Codethink Ltd is doing a revision system based filesystem overlay called WizBit, what this enables is something I have wanted for a long time. All the things a DVCS does for source code but made available for regular files and integrated in the desktop. One simple usecase for this would be saving documents automatically, the user does not have to specify a path or a name since those now are just attributes of the files entry in the underlying DVCS (in WizBit’ case Git), they can be filled in later. The user can thus be safe knowing his work, the thing he really cares about as opposed to the file, is contained for him even if he forgets to click the save button (long term maybe he wouldn’t even need to, the file name and path could be filled in automatically by the application in use). I think in all this recent talk about which system to pick for a project is overlooking WizBit’ excellent example, it is not the DVCS, it’s how you interact with it and integrate it with the job you are trying to get done. E.g. as a Fedora contributor I don’t interact with CVS, I use the scripts provided to help the maintainers that wrap around the underlying system. Regardless, WizBit looks very cool, I look forward to playing with it and seeing how it can play a role in making Fedora a more attractive desktop for me and users everywhere. One thing I wonder about, if we do something like use this technology to do filesystem overlays to seemlessly combine a remote store with the desktop. After my recent harddrive failure I have been wondering about putting my data on something like Amazon’ S3 but this type of service currently does not tie in well with the desktop, I don’t get the experience I desire – namely having a minimal system on my machine but still having it look in every way that all my data is there when I have internet connectivity (maybe even with clever caching to have popular files locally).

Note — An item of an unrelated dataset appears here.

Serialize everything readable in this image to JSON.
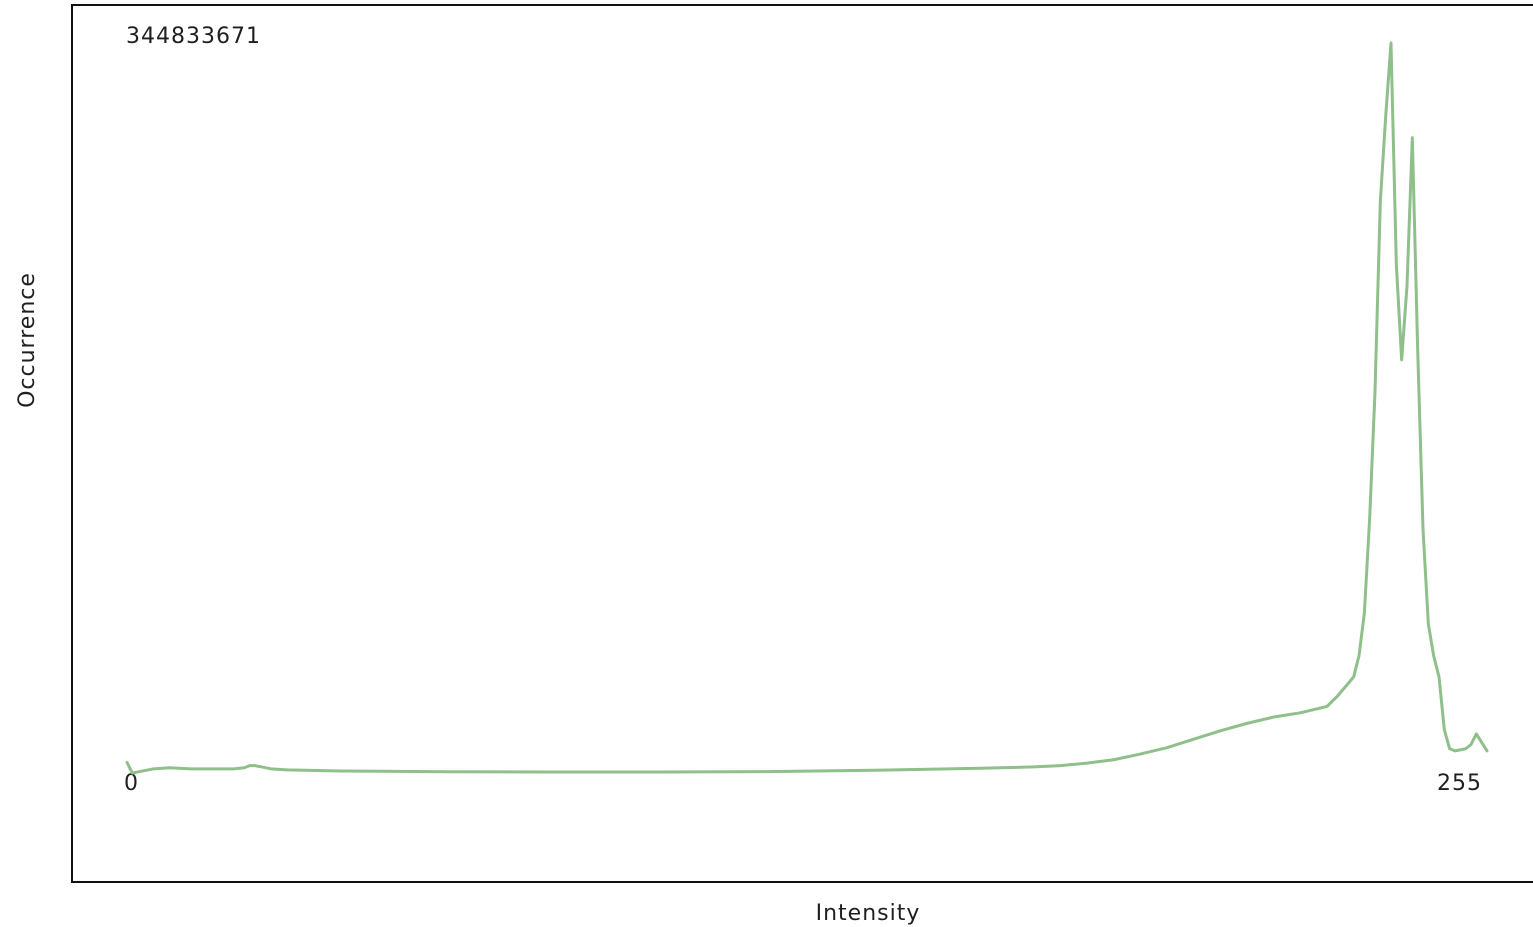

Red Hat, everyones favorite Linux vendor, has an interesting research project called razor, which aims to unify parts of rpm and yum to have them share an efficent storage, as a user I hope this is one of those changes I will never notice outside maybe a performance increase. Not every change needs to be wizbang, with PackageKit being the way we interact with the package system, the average user will never notice razor but it will make his life better.. hopefully. I look forward to seeing where this goes, being a research project nothing ever needs to come of it which in a way fills me with joy, these little playful projects are part of what is so much fun about computers.. exploring.

Another Red Hat project, Spacewalk the freed future of the Red Hat Network Satelitte product. I’ll probably never use it, I have very few machines but Fedora isn’t all about me. I can see this becoming a really powerful tool to position Fedora for admins. With all the work the Fedora community puts into making Fedora rock on the desktop, I think it’s nice to see that we also cater to the admin population. Fedora is a platform which you can make into what you need, the defaults for the spin we promote might be set for a desktop but that is easily changed with the tools we have available.

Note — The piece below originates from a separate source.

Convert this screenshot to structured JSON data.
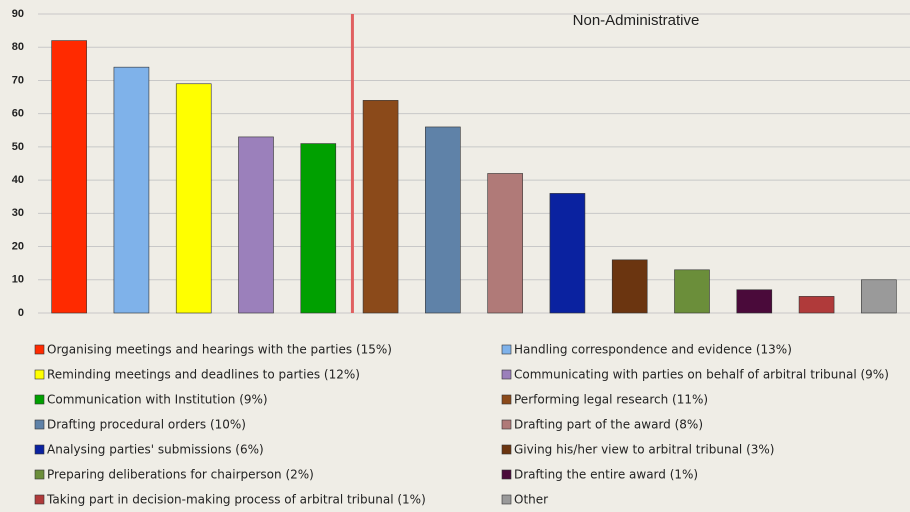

Just 3 of the projects that got me excited, it is one thing I love about Linux, there is always something interesting going on. Just look at the F10 Feature plan as it grows the next month or so, enjoy looking forward to seeing it in action on your Fedora desktop soon and maybe you can catch a glimpse early on Fedora TV vod/podcast. Which is probably if I have to mention something which I am personally the most excited about  Fedora TV would be it. I see it as a good advertisement channel for Fedora and a good way for us to show off new features, interesting bits of work, maybe some day conference talks and video interviews. I would love a good Fedora insider podcast to compliment it for the heavier topics, lenghty interviews and that kind of thing.